What's the best practice to do SOA exception handling?
- by sun1991
Here's some interesting debate going on between me and my colleague when coming to handle SOA exceptions:
On one side, I support what Juval Lowy said in Programming WCF Services 3rd Edition:
As stated at the beginning of this chapter, it is a common illusion that clients care about errors or have anything meaningful to do when they occur. Any attempt to bake such capabilities into the client creates an inordinate degree of coupling between the client and the object, raising serious design questions. How could the client possibly know more about the error than the service, unless it is tightly coupled to it? What if the error originated several layers below the service—should the client be coupled to those lowlevel layers? Should the client try the call again? How often and how frequently? Should the client inform the user of the error? Is there a user? 
By having all service exceptions be indistinguishable from one another, WCF decouples the client from the service. The less the client knows about what happened on the service side, the more decoupled the interaction will be.

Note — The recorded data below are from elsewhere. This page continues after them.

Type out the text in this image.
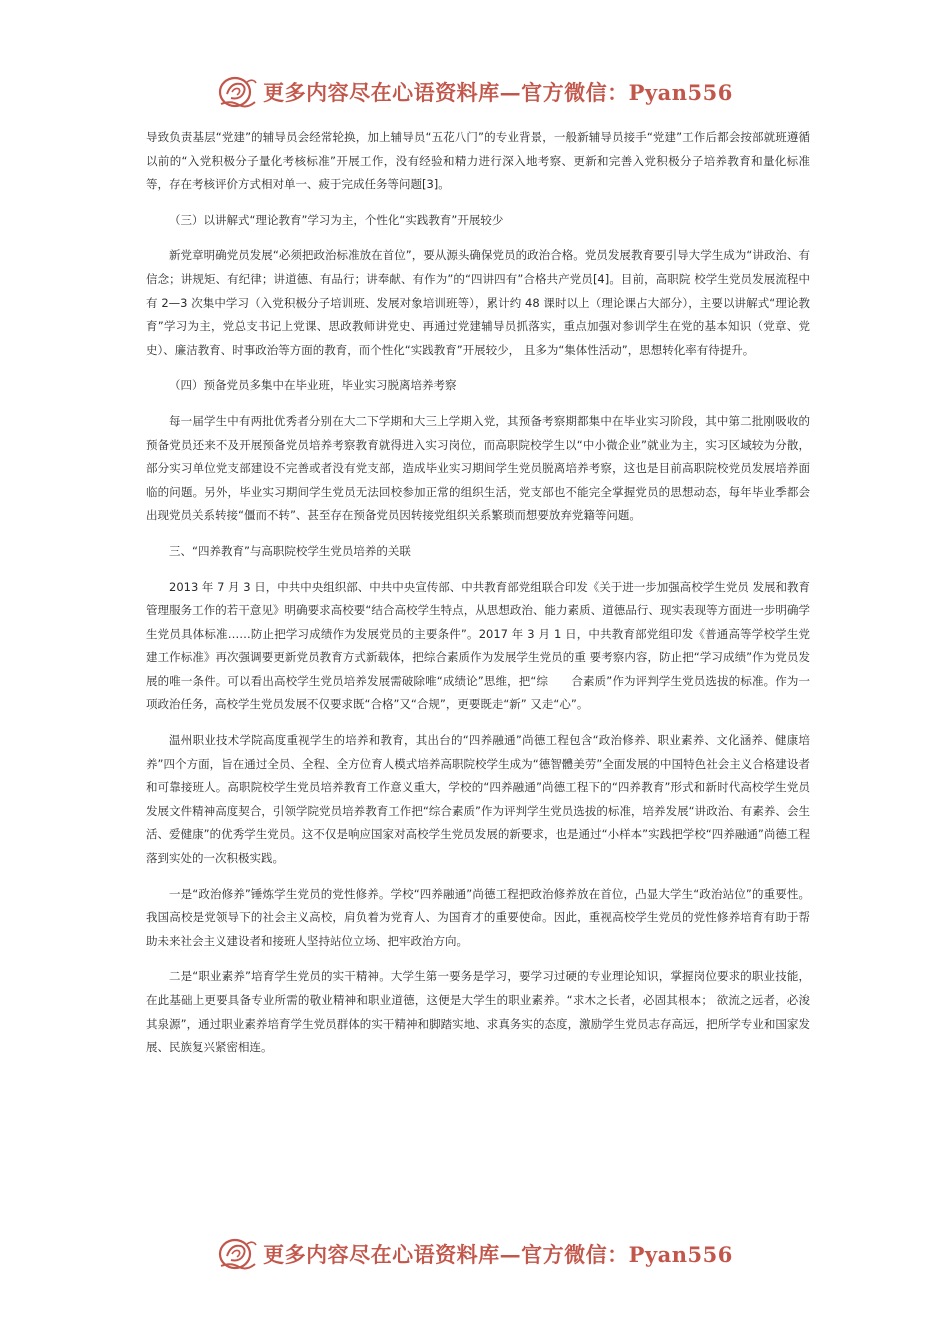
更多内容尽在心语资料库—官方微信：Pyan556

导致负责基层“党建”的辅导员会经常轮换，加上辅导员“五花八门”的专业背景，一般新辅导员接手“党建”工作后都会按部就班遵循以前的“入党积极分子量化考核标准”开展工作，没有经验和精力进行深入地考察、更新和完善入党积极分子培养教育和量化标准等，存在考核评价方式相对单一、疲于完成任务等问题[3]。

（三）以讲解式“理论教育”学习为主，个性化“实践教育”开展较少

新党章明确党员发展“必须把政治标准放在首位”，要从源头确保党员的政治合格。党员发展教育要引导大学生成为“讲政治、有信念；讲规矩、有纪律；讲道德、有品行；讲奉献、有作为”的“四讲四有”合格共产党员[4]。目前，高职院 校学生党员发展流程中有 2—3 次集中学习（入党积极分子培训班、发展对象培训班等），累计约 48 课时以上（理论课占大部分），主要以讲解式“理论教育”学习为主，党总支书记上党课、思政教师讲党史、再通过党建辅导员抓落实，重点加强对参训学生在党的基本知识（党章、党史）、廉洁教育、时事政治等方面的教育，而个性化“实践教育”开展较少， 且多为“集体性活动”，思想转化率有待提升。

（四）预备党员多集中在毕业班，毕业实习脱离培养考察

每一届学生中有两批优秀者分别在大二下学期和大三上学期入党，其预备考察期都集中在毕业实习阶段，其中第二批刚吸收的预备党员还来不及开展预备党员培养考察教育就得进入实习岗位，而高职院校学生以“中小微企业”就业为主，实习区域较为分散，部分实习单位党支部建设不完善或者没有党支部，造成毕业实习期间学生党员脱离培养考察，这也是目前高职院校党员发展培养面临的问题。另外，毕业实习期间学生党员无法回校参加正常的组织生活，党支部也不能完全掌握党员的思想动态，每年毕业季都会出现党员关系转接“僵而不转”、甚至存在预备党员因转接党组织关系繁琐而想要放弃党籍等问题。

三、“四养教育”与高职院校学生党员培养的关联

2013 年 7 月 3 日，中共中央组织部、中共中央宣传部、中共教育部党组联合印发《关于进一步加强高校学生党员 发展和教育管理服务工作的若干意见》明确要求高校要“结合高校学生特点，从思想政治、能力素质、道德品行、现实表现等方面进一步明确学生党员具体标准……防止把学习成绩作为发展党员的主要条件”。2017 年 3 月 1 日，中共教育部党组印发《普通高等学校学生党建工作标准》再次强调要更新党员教育方式新载体，把综合素质作为发展学生党员的重 要考察内容，防止把“学习成绩”作为党员发展的唯一条件。可以看出高校学生党员培养发展需破除唯“成绩论”思维，把“综　　合素质”作为评判学生党员选拔的标准。作为一项政治任务，高校学生党员发展不仅要求既“合格”又“合规”，更要既走“新” 又走“心”。

温州职业技术学院高度重视学生的培养和教育，其出台的“四养融通”尚德工程包含“政治修养、职业素养、文化涵养、健康培养”四个方面，旨在通过全员、全程、全方位育人模式培养高职院校学生成为“德智體美劳”全面发展的中国特色社会主义合格建设者和可靠接班人。高职院校学生党员培养教育工作意义重大，学校的“四养融通”尚德工程下的“四养教育”形式和新时代高校学生党员发展文件精神高度契合，引领学院党员培养教育工作把“综合素质”作为评判学生党员选拔的标准，培养发展“讲政治、有素养、会生活、爱健康”的优秀学生党员。这不仅是响应国家对高校学生党员发展的新要求，也是通过“小样本”实践把学校“四养融通”尚德工程落到实处的一次积极实践。

一是“政治修养”锤炼学生党员的党性修养。学校“四养融通”尚德工程把政治修养放在首位，凸显大学生“政治站位”的重要性。我国高校是党领导下的社会主义高校，肩负着为党育人、为国育才的重要使命。因此，重视高校学生党员的党性修养培育有助于帮助未来社会主义建设者和接班人坚持站位立场、把牢政治方向。

二是“职业素养”培育学生党员的实干精神。大学生第一要务是学习，要学习过硬的专业理论知识，掌握岗位要求的职业技能，在此基础上更要具备专业所需的敬业精神和职业道德，这便是大学生的职业素养。“求木之长者，必固其根本； 欲流之远者，必浚其泉源”，通过职业素养培育学生党员群体的实干精神和脚踏实地、求真务实的态度，激励学生党员志存高远，把所学专业和国家发展、民族复兴紧密相连。

更多内容尽在心语资料库—官方微信：Pyan556
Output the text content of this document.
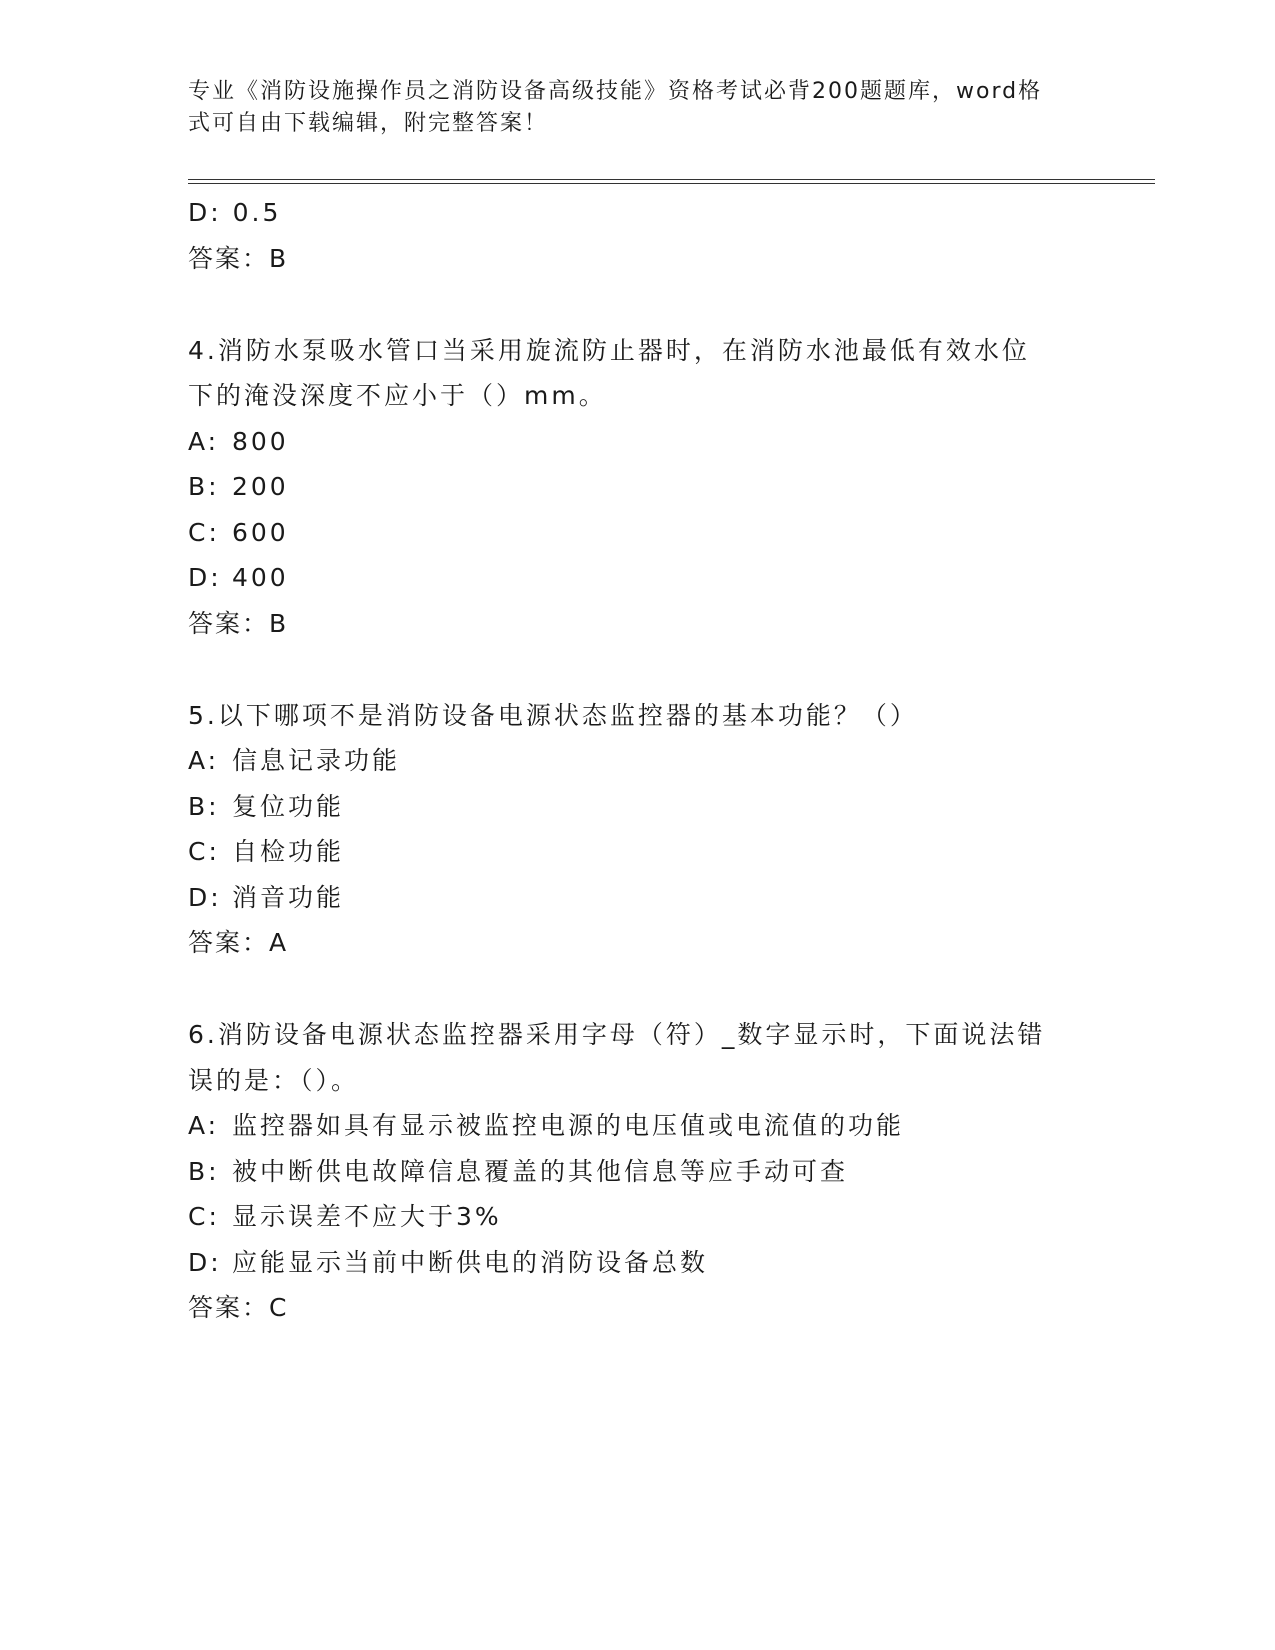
专业《消防设施操作员之消防设备高级技能》资格考试必背200题题库，word格
式可自由下载编辑，附完整答案！
D: 0.5
答案：B
4.消防水泵吸水管口当采用旋流防止器时，在消防水池最低有效水位
下的淹没深度不应小于（）mm。
A: 800
B: 200
C: 600
D: 400
答案：B
5.以下哪项不是消防设备电源状态监控器的基本功能？（）
A: 信息记录功能
B: 复位功能
C: 自检功能
D: 消音功能
答案：A
6.消防设备电源状态监控器采用字母（符）_数字显示时，下面说法错
误的是：（）。
A: 监控器如具有显示被监控电源的电压值或电流值的功能
B: 被中断供电故障信息覆盖的其他信息等应手动可查
C: 显示误差不应大于3%
D: 应能显示当前中断供电的消防设备总数
答案：C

On the other side, here's what my colleague suggest:
I believe it’s simply incorrect, as it does not align with best practices in building a service oriented architecture and it ignores the general idea that there are problems that users are able to recover from, such as not keying a value correctly.  If we considered only systems exceptions, perhaps this idea holds, but systems exceptions are only part of the exception domain.  User recoverable exceptions are the other part of the domain and are likely to happen on a regular basis.  I believe the correct way to build a service oriented architecture is to map user recoverable situations to checked exceptions, then to marshall each checked exception back to the client as a unique exception that client application programmers are able to handle appropriately.  Marshall all runtime exceptions back to the client as a system exception, along with the stack trace so that it is easy to troubleshoot the root cause.
I'd like to know what you think about this? Thank you.